All of lore.kernel.org
 help / color / mirror / Atom feed
* [PATCH] dm-integrity: revert adc0daad366b to fix recalculation
@ 2020-07-22 18:46 Mikulas Patocka
  2020-07-22 19:45 ` Mike Snitzer
  0 siblings, 1 reply; 6+ messages in thread
From: Mikulas Patocka @ 2020-07-22 18:46 UTC (permalink / raw)
  To: Mike Snitzer, Marian Csontos, Zdenek Kabelac; +Cc: dm-devel

Hi Mike

Please submit this to Linus and to RHEL-8.

Mikulas



From: Mikulas Patocka <mpatocka@redhat.com>

The patch adc0daad366b62ca1bce3e2958a40b0b71a8b8b3 broke recalculation on
dm-integrity. The patch replaces a private variable "suspending" with a
call to "dm_suspended".

The problem is that dm_suspended returns true not only during suspend, but
also during resume. This race condition could occur:
1. dm_integrity_resume calls queue_work(ic->recalc_wq, &ic->recalc_work)
2. integrity_recalc (&ic->recalc_work) preempts the current thread
3. integrity_recalc calls if (unlikely(dm_suspended(ic->ti))) goto unlock_ret;
4. integrity_recalc exits and no recalculating is done.

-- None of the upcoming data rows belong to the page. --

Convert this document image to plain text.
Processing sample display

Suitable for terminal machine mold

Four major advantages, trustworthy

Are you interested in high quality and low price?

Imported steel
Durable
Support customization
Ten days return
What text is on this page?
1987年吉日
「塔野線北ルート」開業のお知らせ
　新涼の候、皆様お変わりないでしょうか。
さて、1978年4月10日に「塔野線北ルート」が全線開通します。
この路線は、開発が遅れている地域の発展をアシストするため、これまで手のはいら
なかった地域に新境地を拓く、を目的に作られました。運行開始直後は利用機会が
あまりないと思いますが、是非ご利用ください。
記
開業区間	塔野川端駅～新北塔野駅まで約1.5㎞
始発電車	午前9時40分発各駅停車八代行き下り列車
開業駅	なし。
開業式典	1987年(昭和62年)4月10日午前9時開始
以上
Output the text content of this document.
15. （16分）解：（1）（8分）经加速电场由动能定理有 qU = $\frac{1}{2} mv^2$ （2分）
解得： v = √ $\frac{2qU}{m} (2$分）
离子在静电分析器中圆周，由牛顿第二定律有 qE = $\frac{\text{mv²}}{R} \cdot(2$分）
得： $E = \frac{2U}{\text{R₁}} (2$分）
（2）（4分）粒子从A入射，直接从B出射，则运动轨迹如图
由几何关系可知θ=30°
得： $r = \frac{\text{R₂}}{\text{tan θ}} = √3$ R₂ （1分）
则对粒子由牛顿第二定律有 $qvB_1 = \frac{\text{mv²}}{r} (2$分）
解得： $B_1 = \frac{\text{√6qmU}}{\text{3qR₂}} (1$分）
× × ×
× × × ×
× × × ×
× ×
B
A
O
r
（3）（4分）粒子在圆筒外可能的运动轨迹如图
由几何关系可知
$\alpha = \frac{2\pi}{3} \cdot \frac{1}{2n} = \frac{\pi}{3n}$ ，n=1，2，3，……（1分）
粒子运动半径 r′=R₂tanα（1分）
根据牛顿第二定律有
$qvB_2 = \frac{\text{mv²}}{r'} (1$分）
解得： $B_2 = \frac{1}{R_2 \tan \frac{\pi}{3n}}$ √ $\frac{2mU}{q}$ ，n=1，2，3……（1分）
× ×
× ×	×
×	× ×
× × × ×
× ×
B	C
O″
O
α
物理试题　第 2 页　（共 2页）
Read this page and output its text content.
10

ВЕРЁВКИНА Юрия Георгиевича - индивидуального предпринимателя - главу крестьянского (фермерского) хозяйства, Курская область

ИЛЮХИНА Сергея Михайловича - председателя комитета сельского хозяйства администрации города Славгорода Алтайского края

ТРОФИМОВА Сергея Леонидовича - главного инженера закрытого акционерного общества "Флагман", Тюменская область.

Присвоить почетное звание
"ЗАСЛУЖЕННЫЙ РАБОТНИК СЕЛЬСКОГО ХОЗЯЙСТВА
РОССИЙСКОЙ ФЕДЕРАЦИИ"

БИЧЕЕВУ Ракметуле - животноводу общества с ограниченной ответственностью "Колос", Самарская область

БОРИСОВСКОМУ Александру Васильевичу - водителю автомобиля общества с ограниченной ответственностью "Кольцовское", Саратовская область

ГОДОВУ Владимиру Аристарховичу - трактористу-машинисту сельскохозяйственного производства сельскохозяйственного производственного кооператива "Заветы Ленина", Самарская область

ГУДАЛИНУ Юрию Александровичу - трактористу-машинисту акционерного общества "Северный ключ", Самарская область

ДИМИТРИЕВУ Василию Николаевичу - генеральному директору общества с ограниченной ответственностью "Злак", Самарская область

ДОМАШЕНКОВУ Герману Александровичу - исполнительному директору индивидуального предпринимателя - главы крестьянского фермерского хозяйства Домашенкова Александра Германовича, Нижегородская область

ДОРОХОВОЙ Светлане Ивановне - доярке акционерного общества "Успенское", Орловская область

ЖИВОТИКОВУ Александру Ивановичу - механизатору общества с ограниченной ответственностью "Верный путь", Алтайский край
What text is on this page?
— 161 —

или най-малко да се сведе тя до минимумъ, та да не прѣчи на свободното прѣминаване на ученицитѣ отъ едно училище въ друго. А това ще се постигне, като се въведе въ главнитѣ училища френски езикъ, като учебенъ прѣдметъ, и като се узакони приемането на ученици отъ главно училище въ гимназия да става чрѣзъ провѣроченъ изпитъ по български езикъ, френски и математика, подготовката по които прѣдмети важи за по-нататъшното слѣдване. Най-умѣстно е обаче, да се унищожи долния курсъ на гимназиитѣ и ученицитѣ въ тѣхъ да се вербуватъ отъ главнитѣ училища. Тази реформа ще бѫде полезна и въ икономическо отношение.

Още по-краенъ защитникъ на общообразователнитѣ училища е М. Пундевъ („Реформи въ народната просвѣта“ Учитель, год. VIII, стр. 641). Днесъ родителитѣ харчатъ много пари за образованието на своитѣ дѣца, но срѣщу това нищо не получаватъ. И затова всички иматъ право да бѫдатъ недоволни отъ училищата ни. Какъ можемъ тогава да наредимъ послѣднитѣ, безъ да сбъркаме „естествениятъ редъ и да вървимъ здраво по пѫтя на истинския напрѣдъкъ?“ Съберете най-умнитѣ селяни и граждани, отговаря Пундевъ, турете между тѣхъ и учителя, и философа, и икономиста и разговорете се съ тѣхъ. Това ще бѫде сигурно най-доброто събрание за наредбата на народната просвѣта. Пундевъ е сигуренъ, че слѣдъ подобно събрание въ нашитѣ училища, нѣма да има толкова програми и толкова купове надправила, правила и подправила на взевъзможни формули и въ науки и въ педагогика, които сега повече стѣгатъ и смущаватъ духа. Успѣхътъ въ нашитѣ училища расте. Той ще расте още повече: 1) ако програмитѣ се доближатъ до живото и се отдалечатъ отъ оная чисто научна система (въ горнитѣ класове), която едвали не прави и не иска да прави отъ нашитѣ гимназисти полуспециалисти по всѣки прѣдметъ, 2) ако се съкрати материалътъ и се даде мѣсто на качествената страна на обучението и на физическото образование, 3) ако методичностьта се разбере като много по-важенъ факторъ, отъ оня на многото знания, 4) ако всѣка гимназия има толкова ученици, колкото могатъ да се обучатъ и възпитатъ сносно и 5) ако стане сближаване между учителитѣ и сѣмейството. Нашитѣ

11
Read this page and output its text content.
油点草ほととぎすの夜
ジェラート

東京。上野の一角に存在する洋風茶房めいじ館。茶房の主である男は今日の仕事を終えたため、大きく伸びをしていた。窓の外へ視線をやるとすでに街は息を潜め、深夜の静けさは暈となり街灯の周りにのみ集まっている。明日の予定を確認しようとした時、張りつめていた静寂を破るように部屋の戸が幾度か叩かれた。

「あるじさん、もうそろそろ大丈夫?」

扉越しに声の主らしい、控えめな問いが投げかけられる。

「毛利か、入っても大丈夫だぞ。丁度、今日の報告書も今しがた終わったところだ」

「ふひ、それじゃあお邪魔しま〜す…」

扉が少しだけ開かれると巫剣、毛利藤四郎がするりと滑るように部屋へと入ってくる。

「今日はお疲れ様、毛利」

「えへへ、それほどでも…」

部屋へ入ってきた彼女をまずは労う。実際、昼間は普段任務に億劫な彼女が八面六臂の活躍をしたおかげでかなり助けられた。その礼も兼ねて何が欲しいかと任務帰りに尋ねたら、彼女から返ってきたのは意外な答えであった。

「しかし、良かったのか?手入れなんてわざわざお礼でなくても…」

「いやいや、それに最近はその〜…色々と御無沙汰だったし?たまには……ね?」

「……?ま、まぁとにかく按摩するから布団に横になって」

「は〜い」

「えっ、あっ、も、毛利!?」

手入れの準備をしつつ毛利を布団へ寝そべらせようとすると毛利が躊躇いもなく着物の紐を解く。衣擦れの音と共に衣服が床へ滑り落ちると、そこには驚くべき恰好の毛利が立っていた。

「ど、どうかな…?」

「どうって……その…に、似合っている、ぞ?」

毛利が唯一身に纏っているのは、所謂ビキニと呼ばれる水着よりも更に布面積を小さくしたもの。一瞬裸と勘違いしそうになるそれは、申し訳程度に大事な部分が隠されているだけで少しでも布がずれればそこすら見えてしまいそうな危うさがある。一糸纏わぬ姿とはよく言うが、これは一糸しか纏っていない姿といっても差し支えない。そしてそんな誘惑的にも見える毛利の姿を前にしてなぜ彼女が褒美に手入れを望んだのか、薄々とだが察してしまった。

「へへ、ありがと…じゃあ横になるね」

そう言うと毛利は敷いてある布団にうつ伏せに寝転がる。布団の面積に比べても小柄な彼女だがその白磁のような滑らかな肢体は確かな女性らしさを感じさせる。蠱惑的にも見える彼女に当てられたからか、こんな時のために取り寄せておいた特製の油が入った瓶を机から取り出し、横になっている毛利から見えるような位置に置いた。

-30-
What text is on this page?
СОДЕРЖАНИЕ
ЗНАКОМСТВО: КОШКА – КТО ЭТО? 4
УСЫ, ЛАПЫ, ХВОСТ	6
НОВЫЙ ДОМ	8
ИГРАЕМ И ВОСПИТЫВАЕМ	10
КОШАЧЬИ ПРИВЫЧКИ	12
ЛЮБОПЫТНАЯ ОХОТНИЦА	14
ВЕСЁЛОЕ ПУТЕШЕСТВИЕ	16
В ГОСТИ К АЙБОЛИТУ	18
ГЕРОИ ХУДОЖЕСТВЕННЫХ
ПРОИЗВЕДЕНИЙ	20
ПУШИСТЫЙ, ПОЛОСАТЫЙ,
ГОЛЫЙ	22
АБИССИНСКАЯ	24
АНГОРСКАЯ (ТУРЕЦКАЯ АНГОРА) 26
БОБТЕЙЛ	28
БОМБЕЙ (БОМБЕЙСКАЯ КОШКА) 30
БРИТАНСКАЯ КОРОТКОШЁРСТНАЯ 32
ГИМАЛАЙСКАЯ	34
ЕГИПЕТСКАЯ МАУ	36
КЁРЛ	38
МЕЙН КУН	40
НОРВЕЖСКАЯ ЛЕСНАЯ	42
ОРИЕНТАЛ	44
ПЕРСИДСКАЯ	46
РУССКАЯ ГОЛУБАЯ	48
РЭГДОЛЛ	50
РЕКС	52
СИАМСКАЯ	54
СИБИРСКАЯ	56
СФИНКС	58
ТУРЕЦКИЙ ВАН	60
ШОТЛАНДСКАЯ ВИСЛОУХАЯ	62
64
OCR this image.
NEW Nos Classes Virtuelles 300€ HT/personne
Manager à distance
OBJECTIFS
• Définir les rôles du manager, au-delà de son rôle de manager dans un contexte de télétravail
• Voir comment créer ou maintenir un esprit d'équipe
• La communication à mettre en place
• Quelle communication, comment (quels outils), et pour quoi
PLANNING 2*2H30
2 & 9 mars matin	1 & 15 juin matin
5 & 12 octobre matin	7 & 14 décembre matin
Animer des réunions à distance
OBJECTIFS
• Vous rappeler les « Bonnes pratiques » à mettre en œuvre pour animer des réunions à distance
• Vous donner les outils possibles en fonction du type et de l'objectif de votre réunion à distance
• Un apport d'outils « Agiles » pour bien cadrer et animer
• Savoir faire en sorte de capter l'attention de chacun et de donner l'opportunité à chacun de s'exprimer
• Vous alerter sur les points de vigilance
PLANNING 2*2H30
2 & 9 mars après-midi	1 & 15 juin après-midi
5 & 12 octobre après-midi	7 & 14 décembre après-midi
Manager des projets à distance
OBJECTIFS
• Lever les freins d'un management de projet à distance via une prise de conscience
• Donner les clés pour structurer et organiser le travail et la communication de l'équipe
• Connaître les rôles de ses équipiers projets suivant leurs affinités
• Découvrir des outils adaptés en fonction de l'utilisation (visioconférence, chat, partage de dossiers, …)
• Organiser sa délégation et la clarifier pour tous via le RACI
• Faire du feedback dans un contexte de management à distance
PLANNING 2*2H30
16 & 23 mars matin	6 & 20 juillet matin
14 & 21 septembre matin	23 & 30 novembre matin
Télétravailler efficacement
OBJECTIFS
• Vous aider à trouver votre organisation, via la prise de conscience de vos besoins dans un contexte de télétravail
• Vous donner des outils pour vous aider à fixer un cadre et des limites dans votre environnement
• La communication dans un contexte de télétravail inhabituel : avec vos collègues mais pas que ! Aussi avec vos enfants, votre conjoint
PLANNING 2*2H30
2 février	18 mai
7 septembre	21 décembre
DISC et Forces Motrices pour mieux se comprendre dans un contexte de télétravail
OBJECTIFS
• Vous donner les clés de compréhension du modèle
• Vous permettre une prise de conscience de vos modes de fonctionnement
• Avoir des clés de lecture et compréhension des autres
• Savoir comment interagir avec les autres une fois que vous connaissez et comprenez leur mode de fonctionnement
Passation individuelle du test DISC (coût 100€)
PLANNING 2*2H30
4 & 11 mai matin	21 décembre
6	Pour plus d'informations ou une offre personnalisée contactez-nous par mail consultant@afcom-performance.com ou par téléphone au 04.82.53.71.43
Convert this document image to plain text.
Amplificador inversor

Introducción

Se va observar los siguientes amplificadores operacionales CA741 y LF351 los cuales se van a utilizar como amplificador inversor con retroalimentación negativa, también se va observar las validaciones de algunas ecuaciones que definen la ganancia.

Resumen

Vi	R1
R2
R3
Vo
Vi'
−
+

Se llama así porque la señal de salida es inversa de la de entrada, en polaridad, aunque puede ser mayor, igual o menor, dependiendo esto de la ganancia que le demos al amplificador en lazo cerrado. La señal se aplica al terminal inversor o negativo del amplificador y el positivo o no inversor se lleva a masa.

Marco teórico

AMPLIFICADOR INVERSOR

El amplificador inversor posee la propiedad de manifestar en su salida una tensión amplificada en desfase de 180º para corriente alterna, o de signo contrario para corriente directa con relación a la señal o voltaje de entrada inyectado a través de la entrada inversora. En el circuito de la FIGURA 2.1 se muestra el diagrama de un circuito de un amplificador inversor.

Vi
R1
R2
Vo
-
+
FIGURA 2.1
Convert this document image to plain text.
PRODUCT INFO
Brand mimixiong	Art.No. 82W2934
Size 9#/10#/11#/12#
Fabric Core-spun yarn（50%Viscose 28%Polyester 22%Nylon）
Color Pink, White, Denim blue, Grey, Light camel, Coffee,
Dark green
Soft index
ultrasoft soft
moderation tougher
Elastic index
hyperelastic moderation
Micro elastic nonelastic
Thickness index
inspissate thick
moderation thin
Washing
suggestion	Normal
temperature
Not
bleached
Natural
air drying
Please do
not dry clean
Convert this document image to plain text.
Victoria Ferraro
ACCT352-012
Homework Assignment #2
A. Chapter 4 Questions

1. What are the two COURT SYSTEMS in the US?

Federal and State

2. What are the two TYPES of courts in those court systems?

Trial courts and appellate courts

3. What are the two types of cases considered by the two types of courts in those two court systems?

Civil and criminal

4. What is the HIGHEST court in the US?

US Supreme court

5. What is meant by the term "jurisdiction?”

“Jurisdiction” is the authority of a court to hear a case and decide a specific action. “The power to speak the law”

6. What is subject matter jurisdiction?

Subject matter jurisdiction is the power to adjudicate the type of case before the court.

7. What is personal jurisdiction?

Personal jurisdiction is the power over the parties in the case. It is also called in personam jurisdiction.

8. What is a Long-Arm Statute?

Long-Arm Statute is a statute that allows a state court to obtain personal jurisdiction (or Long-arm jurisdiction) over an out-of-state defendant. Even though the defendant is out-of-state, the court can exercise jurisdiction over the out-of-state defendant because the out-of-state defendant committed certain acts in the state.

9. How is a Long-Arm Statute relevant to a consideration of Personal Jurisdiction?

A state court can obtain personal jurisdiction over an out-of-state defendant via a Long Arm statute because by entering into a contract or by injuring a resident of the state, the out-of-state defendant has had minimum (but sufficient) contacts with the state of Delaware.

In order to fix this race condition, we stop using dm_suspended and start
using the variable "suspending" (that is only set during suspend, not
during resume).

Signed-off-by: Mikulas Patocka <mpatocka@redhat.com>
Fixes: adc0daad366b ("dm: report suspended device during destroy")
Cc: stable@vger.kernel.org	# v4.18+

---
 drivers/md/dm-integrity.c |   12 +++++++-----
 1 file changed, 7 insertions(+), 5 deletions(-)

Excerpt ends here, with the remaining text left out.